I’m not sure who Doki-Doki Universe is for.

Is it for kids? It definitely feels that way. It’s a storybook about a robot that needs to discover what humanity is all about or else his model will be scrapped indefinitely. He is Pinocchio or Lieutenant Commander Data. The game looks like a storybook, too: Clear outlines and eye-searing Crayola that sometimes slips out of them. It’s goofy, and a bit mad-cap. You fly to other planets via a whale with wings. One planet is entirely made of trash with piles of cartoon poo walking around. On another the anthropomorphic sushi realize they’re food and hide to avoid being eaten. It’s that type of game.

Sometimes summoning backfires and a boombox appears instead of a chicken. 

As QT3 you land on planets, each themed, and, through them, learn an important lesson about humanity. QT3 can walk around the 2D planet, chat, fling and toss the environment and people, and generally be a bit of a jerk, if you want him to be. Talking to people usually has them offering you quests, usually involving summoning a type of item. You find these items scattered around planets, behind the scenery or given by people when they like (or hate) you enough. Here’s another gauge of the game’s sense of humour: I arbitrarily spawned a doctor next to a meditating monk and he chased her around the planet asking for wisdom. Sometimes summoning backfires and a boombox appears instead of a chicken and while the loss of control should be annoying watching the other characters react turns that around. A lot of work has been put in to make each character have a distinct set of likes and dislikes, which leads them to react in ways I didn’t expect. The effect of all this deliberate work is the appearance of the care-free Saturday morning cartoon chaos.

But maybe it’s secretly for adults? There are quizzes scattered around the solar system. “Who are you in this picture?” it asks of an exaggerated boxer fighting a robot. I don’t know, the robot? Doki-Doki Universe then gives me a detailed explanation why picking the robot signifies a willingness to never give up. Who are these quizzes for? They seem like parodies of the quizzes and personality tests that used to litter Livejournal and MySpace. What Buffy the Vampire Slayer character are you? But whereas those were easy to game, Doki-Doki Universe’s quizzes are too unpredictable and zany. Do enough and a psychiatrist gives you a profile of who you are. The bigger question, the one I keep coming back to with this game is: who is this for? Are kids really that interested in self-discovery? Aren’t they still … discovering that?

On another the anthropomorphic sushi realize they’re food and hide to avoid being eaten. It’s that type of game. 

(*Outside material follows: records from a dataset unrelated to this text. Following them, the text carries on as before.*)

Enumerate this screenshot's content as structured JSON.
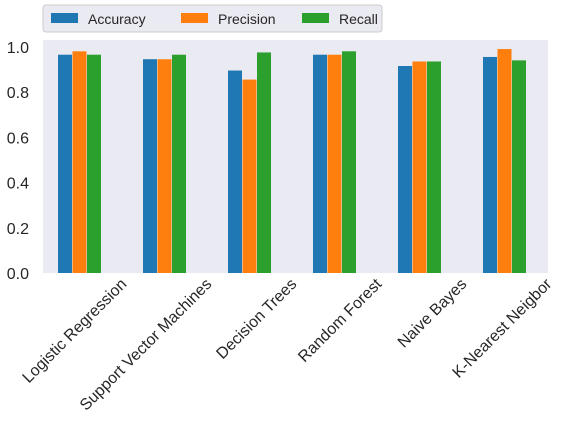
{
  "chart_data": {
    "type": "bar",
    "categories": [
      "Logistic Regression",
      "Support Vector Machines",
      "Decision Trees",
      "Random Forest",
      "Naive Bayes",
      "K-Nearest Neigbor"
    ],
    "series": [
      {
        "name": "Accuracy",
        "values": [
          0.965,
          0.945,
          0.895,
          0.965,
          0.915,
          0.955
        ],
        "color": "#1f77b4"
      },
      {
        "name": "Precision",
        "values": [
          0.98,
          0.945,
          0.855,
          0.965,
          0.935,
          0.99
        ],
        "color": "#ff7f0e"
      },
      {
        "name": "Recall",
        "values": [
          0.965,
          0.965,
          0.975,
          0.98,
          0.935,
          0.94
        ],
        "color": "#2ca02c"
      }
    ],
    "title": "",
    "xlabel": "",
    "ylabel": "",
    "ylim": [
      0,
      1.03
    ],
    "yticks": [
      "0.0",
      "0.2",
      "0.4",
      "0.6",
      "0.8",
      "1.0"
    ],
    "grid": false,
    "legend": "top-left, above plot, horizontal",
    "background": "#eaeaf2"
  }
}
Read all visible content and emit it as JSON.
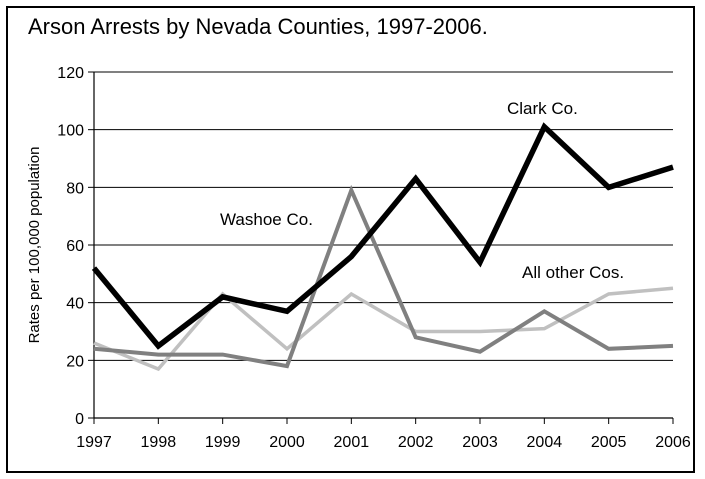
{
  "chart_data": {
    "type": "line",
    "title": "Arson Arrests by Nevada Counties, 1997-2006.",
    "xlabel": "",
    "ylabel": "Rates per 100,000 population",
    "ylim": [
      0,
      120
    ],
    "yticks": [
      0,
      20,
      40,
      60,
      80,
      100,
      120
    ],
    "x": [
      "1997",
      "1998",
      "1999",
      "2000",
      "2001",
      "2002",
      "2003",
      "2004",
      "2005",
      "2006"
    ],
    "grid": true,
    "series": [
      {
        "name": "Clark Co.",
        "color": "#000000",
        "values": [
          52,
          25,
          42,
          37,
          56,
          83,
          54,
          101,
          80,
          87
        ]
      },
      {
        "name": "Washoe Co.",
        "color": "#808080",
        "values": [
          24,
          22,
          22,
          18,
          79,
          28,
          23,
          37,
          24,
          25
        ]
      },
      {
        "name": "All other Cos.",
        "color": "#c0c0c0",
        "values": [
          26,
          17,
          43,
          24,
          43,
          30,
          30,
          31,
          43,
          45
        ]
      }
    ]
  }
}
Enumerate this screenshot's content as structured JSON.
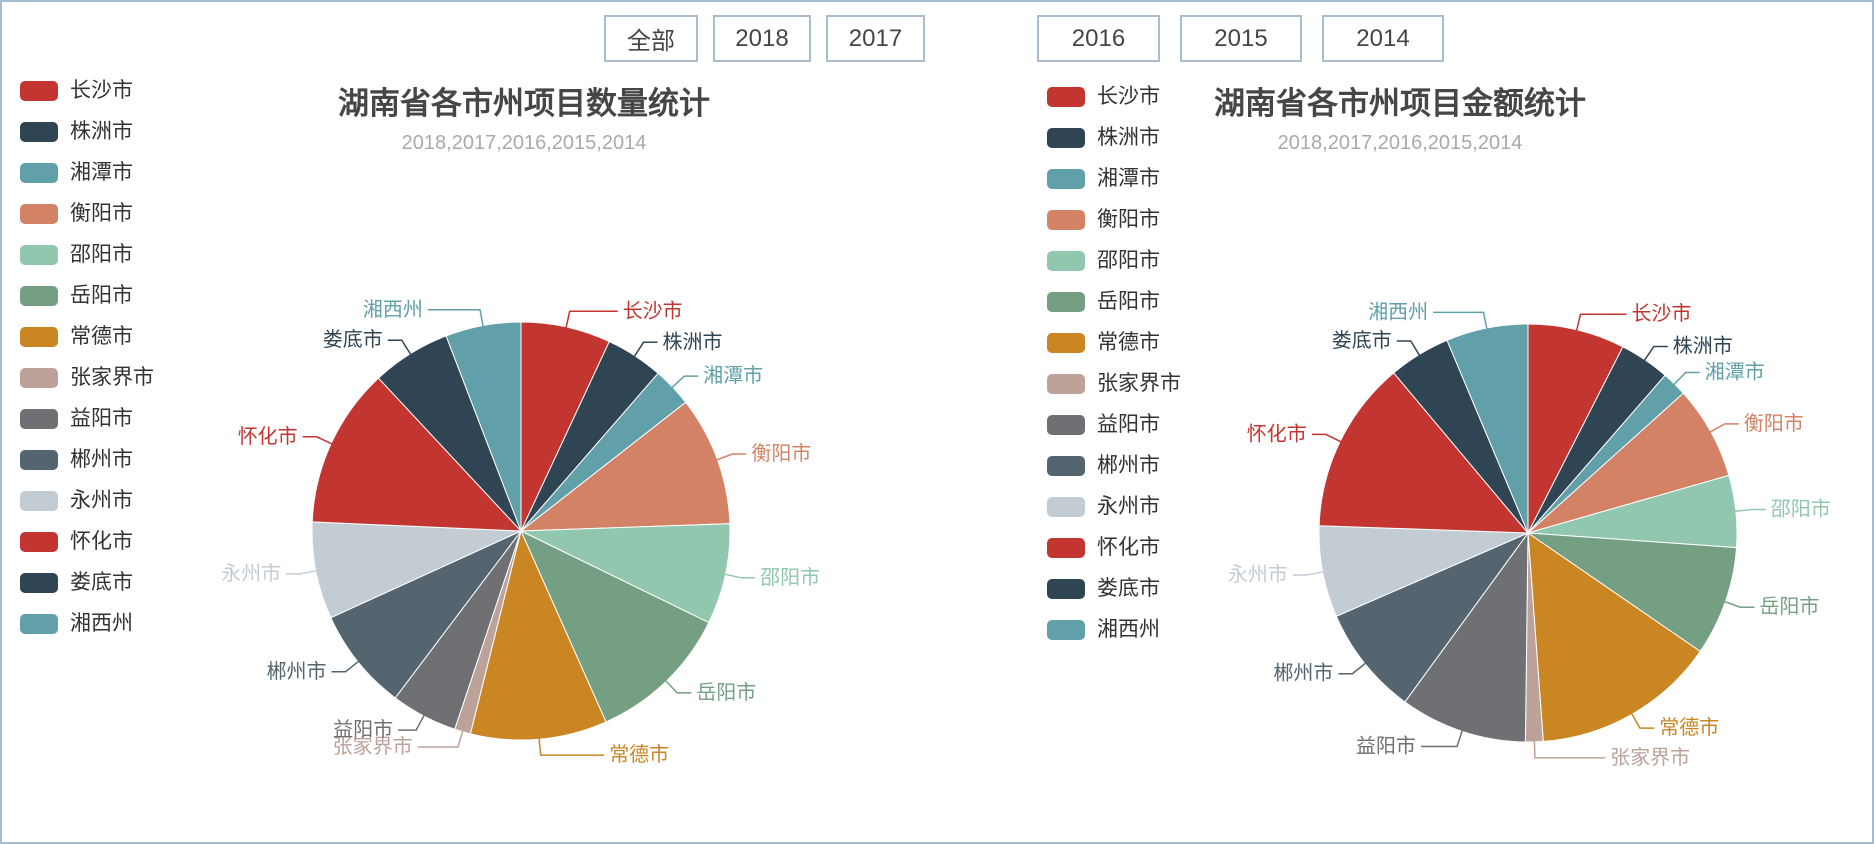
{
  "toolbar": {
    "buttons": [
      {
        "label": "全部"
      },
      {
        "label": "2018"
      },
      {
        "label": "2017"
      },
      {
        "label": "2016"
      },
      {
        "label": "2015"
      },
      {
        "label": "2014"
      }
    ]
  },
  "palette": [
    "#c23531",
    "#2f4554",
    "#61a0a8",
    "#d48265",
    "#91c7ae",
    "#749f83",
    "#ca8622",
    "#bda29a",
    "#6e7074",
    "#546570",
    "#c4ccd3"
  ],
  "chart_data": [
    {
      "type": "pie",
      "title": "湖南省各市州项目数量统计",
      "subtitle": "2018,2017,2016,2015,2014",
      "legend_position": "left",
      "value_note": "share of total project count, % (estimated from slice angles)",
      "series": [
        {
          "name": "长沙市",
          "value_pct": 6.9,
          "angle_deg": 25.0,
          "color": "#c23531"
        },
        {
          "name": "株洲市",
          "value_pct": 4.4,
          "angle_deg": 16.0,
          "color": "#2f4554"
        },
        {
          "name": "湘潭市",
          "value_pct": 3.1,
          "angle_deg": 11.0,
          "color": "#61a0a8"
        },
        {
          "name": "衡阳市",
          "value_pct": 10.0,
          "angle_deg": 36.0,
          "color": "#d48265"
        },
        {
          "name": "邵阳市",
          "value_pct": 7.8,
          "angle_deg": 28.0,
          "color": "#91c7ae"
        },
        {
          "name": "岳阳市",
          "value_pct": 11.1,
          "angle_deg": 40.0,
          "color": "#749f83"
        },
        {
          "name": "常德市",
          "value_pct": 10.6,
          "angle_deg": 38.0,
          "color": "#ca8622"
        },
        {
          "name": "张家界市",
          "value_pct": 1.3,
          "angle_deg": 4.5,
          "color": "#bda29a"
        },
        {
          "name": "益阳市",
          "value_pct": 5.1,
          "angle_deg": 18.5,
          "color": "#6e7074"
        },
        {
          "name": "郴州市",
          "value_pct": 7.9,
          "angle_deg": 28.5,
          "color": "#546570"
        },
        {
          "name": "永州市",
          "value_pct": 7.5,
          "angle_deg": 27.0,
          "color": "#c4ccd3"
        },
        {
          "name": "怀化市",
          "value_pct": 12.4,
          "angle_deg": 44.5,
          "color": "#c23531"
        },
        {
          "name": "娄底市",
          "value_pct": 6.1,
          "angle_deg": 22.0,
          "color": "#2f4554"
        },
        {
          "name": "湘西州",
          "value_pct": 5.8,
          "angle_deg": 21.0,
          "color": "#61a0a8"
        }
      ]
    },
    {
      "type": "pie",
      "title": "湖南省各市州项目金额统计",
      "subtitle": "2018,2017,2016,2015,2014",
      "legend_position": "left",
      "value_note": "share of total project amount, % (estimated from slice angles)",
      "series": [
        {
          "name": "长沙市",
          "value_pct": 7.5,
          "angle_deg": 27.0,
          "color": "#c23531"
        },
        {
          "name": "株洲市",
          "value_pct": 3.9,
          "angle_deg": 14.0,
          "color": "#2f4554"
        },
        {
          "name": "湘潭市",
          "value_pct": 1.9,
          "angle_deg": 7.0,
          "color": "#61a0a8"
        },
        {
          "name": "衡阳市",
          "value_pct": 7.2,
          "angle_deg": 26.0,
          "color": "#d48265"
        },
        {
          "name": "邵阳市",
          "value_pct": 5.6,
          "angle_deg": 20.0,
          "color": "#91c7ae"
        },
        {
          "name": "岳阳市",
          "value_pct": 8.5,
          "angle_deg": 30.5,
          "color": "#749f83"
        },
        {
          "name": "常德市",
          "value_pct": 14.3,
          "angle_deg": 51.3,
          "color": "#ca8622"
        },
        {
          "name": "张家界市",
          "value_pct": 1.4,
          "angle_deg": 4.9,
          "color": "#bda29a"
        },
        {
          "name": "益阳市",
          "value_pct": 9.8,
          "angle_deg": 35.4,
          "color": "#6e7074"
        },
        {
          "name": "郴州市",
          "value_pct": 8.4,
          "angle_deg": 30.4,
          "color": "#546570"
        },
        {
          "name": "永州市",
          "value_pct": 7.1,
          "angle_deg": 25.5,
          "color": "#c4ccd3"
        },
        {
          "name": "怀化市",
          "value_pct": 13.3,
          "angle_deg": 48.0,
          "color": "#c23531"
        },
        {
          "name": "娄底市",
          "value_pct": 4.8,
          "angle_deg": 17.2,
          "color": "#2f4554"
        },
        {
          "name": "湘西州",
          "value_pct": 6.3,
          "angle_deg": 22.8,
          "color": "#61a0a8"
        }
      ]
    }
  ]
}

Doki-Doki Universe also has a levelling system. Doing more things for characters nets more experience. More experience leads to more levels which leads to more stuff to decorate QT3’s home planet. But this sort of system encourages the player to play a bit too safe, a bit too much like a goal-oriented adult (I’m not sure if I’m a goal-oriented person, since one quiz said I was and another said I wasn’t). I laughed the most when characters wanted something vague and I kept summoning the wrong thing. Some of the stuff is less funny, like Afri, the planet that’s all straw huts, lions, and the home of most to the people of colour in the game. In a game that’s as colourful and imaginative as Doki-Doki Universe, this comes across as lazy and tired.

Doki-Doki Universe wants to be a Pixar film. You know: artful, sentimental, tapping into a core of childlike earnestness that was buried beneath years of front-page tragedies and daily grind. But it wants to play it safe; it avoids getting too weird and abstract, as Noby Noby Boy, another storybook toy-game, did. No, Doki-Doki Universe is a Dreamworks film. It teeters between juvenilia for the kids and knowing winks for the adults, never committing to, or satisfying, either.